Data from Statistics Canada today show that Canada's employment market weakened in June, both in terms of the headline numbers and the details. This will make it easier for the Bank of Canada to consider another rate cut at the end of the month, although the continued strength in wages may be an issue.
Employment fell by a negligible 1400 in the month, but this was sufficient to push the unemployment rate up by 0.2 percentage points, to 6.4 percent, exactly one percentage point higher than in June 2023. The factor driving unemployment inexorably higher was once again the immigration-driven surge in the population and the labour force. Canada's population rose by almost 99,000 in the month to stand 1.11 million higher than a year ago, while the labour force grew by 40,000, bringing the year-on-year increase to almost 590,000.
There is no conceivable way for the economy to create enough jobs to keep up with this growth. even though the increase of 343,000 in total employment over the past year is a strong showing by historical standards. That fact is reflected in the steady decline in the employment rate, which fell by a further 0.2 percentage points in June to stand at 61.1 percent, 1.1 percentage points lower than a year ago. Total hours worked also fell in June, falling 0.4 percent, though this measure remains 1.1 percent higher than a year ago.
Despite the weakness in job growth and the evidence that the pool of available workers is growing fast, wage gains remain too high for the Bank of Canada's comfort, especially in light of Canada's poor productivity performance. In fact, the year-on-year rise in average hourly earnings accelerated to 5.4 percent in June from 5.1 percent in May This is the only element of today's report that may give the Bank of Canada pause about cutting rates again in the near term.

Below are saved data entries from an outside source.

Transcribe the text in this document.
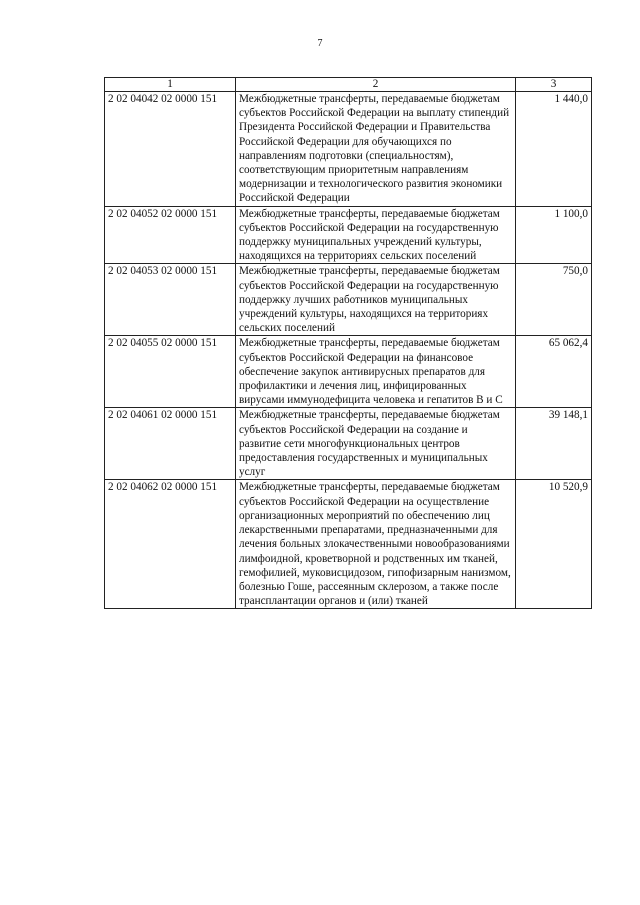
7
1	2	3
2 02 04042 02 0000 151	Межбюджетные трансферты, передаваемые бюджетам субъектов Российской Федерации на выплату стипендий Президента Российской Федерации и Правительства Российской Федерации для обучающихся по направлениям подготовки (специальностям), соответствующим приоритетным направлениям модернизации и технологического развития экономики Российской Федерации	1 440,0
2 02 04052 02 0000 151	Межбюджетные трансферты, передаваемые бюджетам субъектов Российской Федерации на государственную поддержку муниципальных учреждений культуры, находящихся на территориях сельских поселений	1 100,0
2 02 04053 02 0000 151	Межбюджетные трансферты, передаваемые бюджетам субъектов Российской Федерации на государственную поддержку лучших работников муниципальных учреждений культуры, находящихся на территориях сельских поселений	750,0
2 02 04055 02 0000 151	Межбюджетные трансферты, передаваемые бюджетам субъектов Российской Федерации на финансовое обеспечение закупок антивирусных препаратов для профилактики и лечения лиц, инфицированных вирусами иммунодефицита человека и гепатитов В и С	65 062,4
2 02 04061 02 0000 151	Межбюджетные трансферты, передаваемые бюджетам субъектов Российской Федерации на создание и развитие сети многофункциональных центров предоставления государственных и муниципальных услуг	39 148,1
2 02 04062 02 0000 151	Межбюджетные трансферты, передаваемые бюджетам субъектов Российской Федерации на осуществление организационных мероприятий по обеспечению лиц лекарственными препаратами, предназначенными для лечения больных злокачественными новообразованиями лимфоидной, кроветворной и родственных им тканей, гемофилией, муковисцидозом, гипофизарным нанизмом, болезнью Гоше, рассеянным склерозом, а также после трансплантации органов и (или) тканей	10 520,9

Meanwhile in the US, analysts are choosing to view the 206,000 jobs added in June as evidence that job market pressures are slowly easing, an impression reinforced by downward revisions to the data for the two preceding months. One factor that will make the Fed's future rate decisions easier is the subdued growth in wages, with average hourly earnings up just 3.9 percent from a year ago. The Bank of Canada should be so lucky.